Na początku (przez pierwszy rok) Stany, a zwłaszcza samo Houston, trochę mnie przytłaczały i generalnie średnio zachwycały. Z czasem jednak kupiłem konia, zacząłem ambitniej jeździć i poznałem sporo sympatycznych ludzi przez konie właśnie. Zacząłem tez więcej podróżować po Texasie, jak i innych stanach i muszę powiedzieć, że podoba mi się tutaj. Jakkolwiek banalnie to nie brzmi, trzeba się trochę przestawić z ‘europejskich’ przyzwyczajeń i oczekiwań na bardziej amerykański/teksański tryb i wszystko staje się prostsze. Nawet ślub wziąłem w w Las Vegas🙂.

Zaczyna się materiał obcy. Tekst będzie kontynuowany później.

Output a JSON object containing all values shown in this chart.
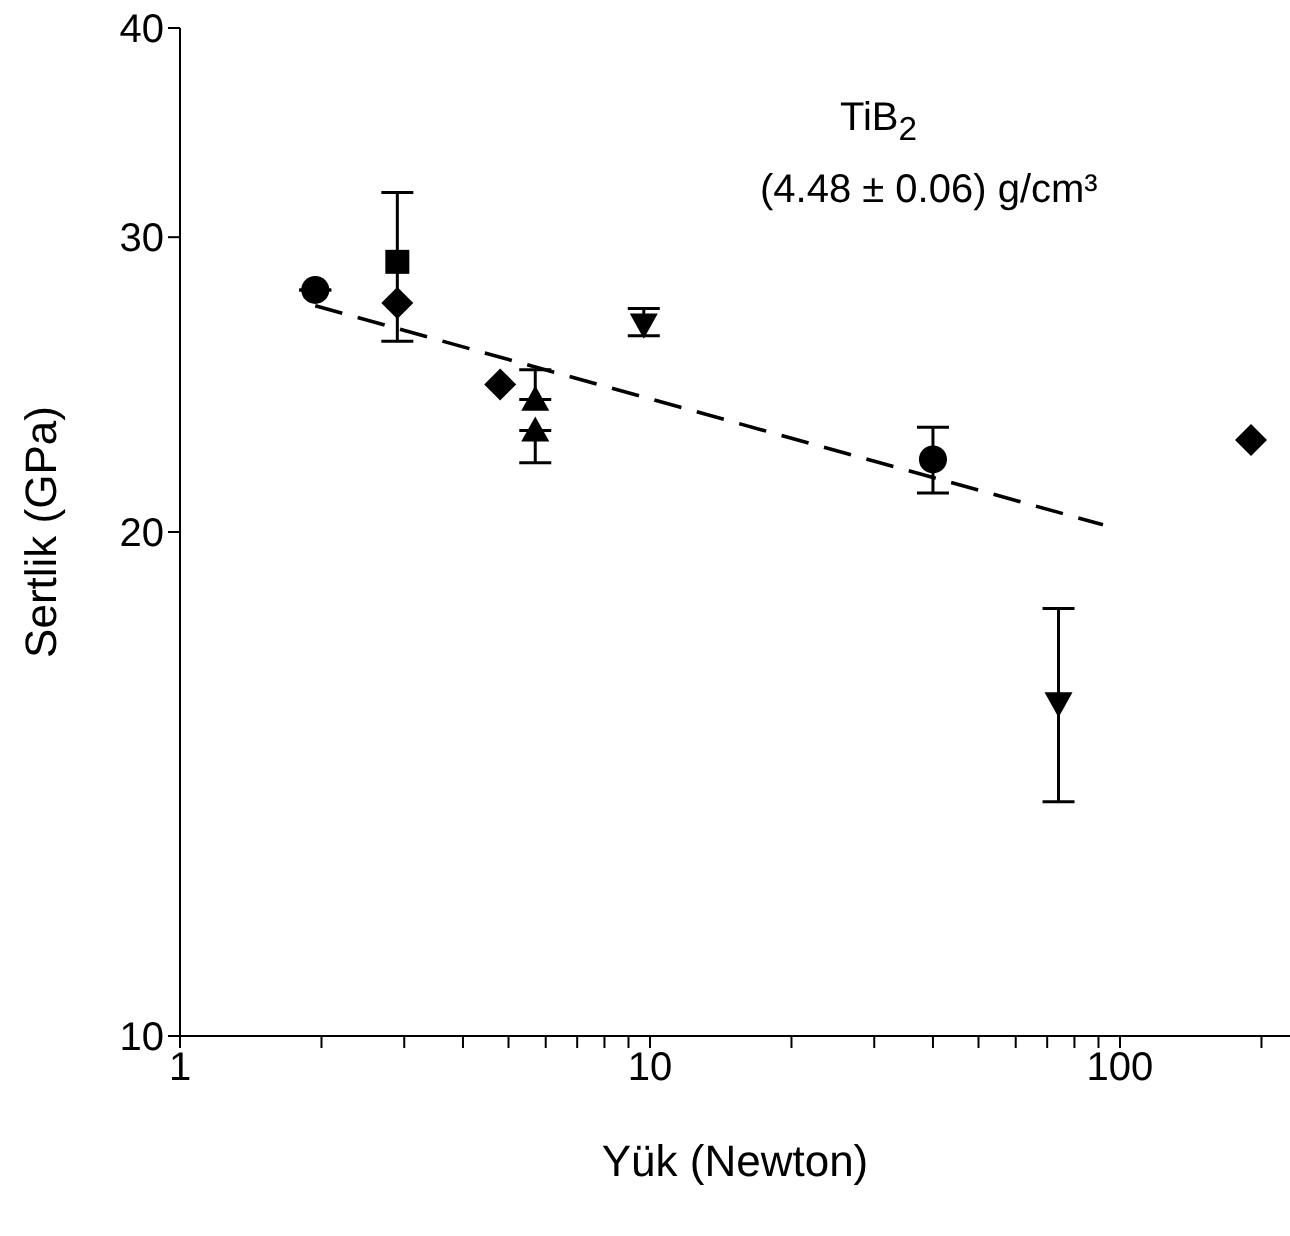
{
  "chart_data": {
    "type": "scatter",
    "xlabel": "Yük (Newton)",
    "ylabel": "Sertlik (GPa)",
    "annotations": [
      "TiB$_{2}$",
      "(4.48 ± 0.06) g/cm³"
    ],
    "log": "xy",
    "xlim": [
      1,
      230
    ],
    "ylim": [
      10,
      40
    ],
    "xticks": [
      1,
      {
        "value": 2,
        "label": null
      },
      {
        "value": 3,
        "label": null
      },
      {
        "value": 4,
        "label": null
      },
      {
        "value": 5,
        "label": null
      },
      {
        "value": 6,
        "label": null
      },
      {
        "value": 7,
        "label": null
      },
      {
        "value": 8,
        "label": null
      },
      {
        "value": 9,
        "label": null
      },
      10,
      {
        "value": 20,
        "label": null
      },
      {
        "value": 30,
        "label": null
      },
      {
        "value": 40,
        "label": null
      },
      {
        "value": 50,
        "label": null
      },
      {
        "value": 60,
        "label": null
      },
      {
        "value": 70,
        "label": null
      },
      {
        "value": 80,
        "label": null
      },
      {
        "value": 90,
        "label": null
      },
      100,
      {
        "value": 200,
        "label": null
      }
    ],
    "yticks": [
      10,
      20,
      30,
      40
    ],
    "series": [
      {
        "color": "#000000",
        "marker": "circle",
        "x": [
          1.94,
          40
        ],
        "values": [
          27.9,
          22.1
        ],
        "errors": [
          null,
          1.0
        ]
      },
      {
        "color": "#000000",
        "marker": "square",
        "x": [
          2.9
        ],
        "values": [
          29.0
        ],
        "errors": [
          [
            26.0,
            31.9
          ]
        ]
      },
      {
        "color": "#000000",
        "marker": "diamond",
        "x": [
          2.9,
          4.8,
          190
        ],
        "values": [
          27.4,
          24.5,
          22.7
        ]
      },
      {
        "color": "#000000",
        "marker": "triangle",
        "x": [
          5.7,
          5.7
        ],
        "values": [
          24.0,
          23.0
        ],
        "errors": [
          [
            24.0,
            25.0
          ],
          [
            22.0,
            23.0
          ]
        ]
      },
      {
        "color": "#000000",
        "marker": "triangle-down",
        "x": [
          9.7,
          74
        ],
        "values": [
          26.6,
          15.8
        ],
        "errors": [
          [
            26.2,
            27.2
          ],
          [
            13.8,
            18.0
          ]
        ]
      },
      {
        "type": "line",
        "color": "#000000",
        "line_style": "dashed",
        "marker": "none",
        "x": [
          1.94,
          92
        ],
        "values": [
          27.3,
          20.2
        ]
      }
    ]
  }
}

Tak czy inaczej, polecam spróbować jeśli ktoś ma okazję (ale jeśli już to przynajmniej na rok).
cyprino, ależ oczywiście WSZYSTKO jest kwestia przyzwyczajenia, ale ja np. nie widzę sensu 🙂 Taxy są dla mnie bezsensem, tłumaczenie że są inne w innych stanach dla mnie nie ma znaczenia. Co za problem żeby ceny końcowe były po prostu inne? Wystarczy pod spodem napisać X% tax included i po kłopocie)
Co do ubezpieczenia, to jest niestety tak, ze jak masz kasę i cię stać na dobre ubezpieczenie to jest fajnie. Ale w Polsce wystarczy pójśc prywatnie, wyjdzie na to samo 😉
Sam kraj, ma ładne i fajne miejsca, na pewno warto to zobaczyć. Chociaż historii, kultury itp to tu za dużo nie ma 😉
emptyline   Big Milk Straciatella
20 kwietnia 2018 20:26
xxagaxx, skąd ma być, jak banda europejczyków kilksaet lat temu wyrżnęła Indian i teraz uważa się za centrum wrzechświata. 🤣 Oczywiście nieładnie generalizuję, nic nie jest czarno-białe, ale jak dla mnie Ameryka wypada też raczej na minus.
emptyline, hahha niestety masz rację.
Aktualnie, to my mamy "Amerykę" w europie, dzięki UE naprawdę jesteśmy pod wieloma względami dużo bardziej rozwinięci niż tutaj.
slojma   I was born with a silver spoon!
20 kwietnia 2018 22:25
Dziekuje za wasze opinie. Te wszystkie kwestie sa mi znane i fakt dla nas wydaja sie abstrakcja, pewnie tak samo nasze zwyczaje wygladaja dziwnie z ich perspekrywy.  To jest inny swiat, inne realia i zycie. Zreszta chyba w kazdym innym kraju, w ktorym sie nie dorastalo zawsze trzeba sie zaadoptowac i przystosowac. Jednym przychodzi to latwiej, a innym wcale. Co kraj to obyczaj 🙂
Jako, że mieszkam teraz w Szwecji, chodzę na zajęcia, żeby się wreszcie tego języka nauczyć (masakra swoją drogą, bardzo słabo mi szwedzki idzie, mimo, że nigdy nie miałam problemów z językami)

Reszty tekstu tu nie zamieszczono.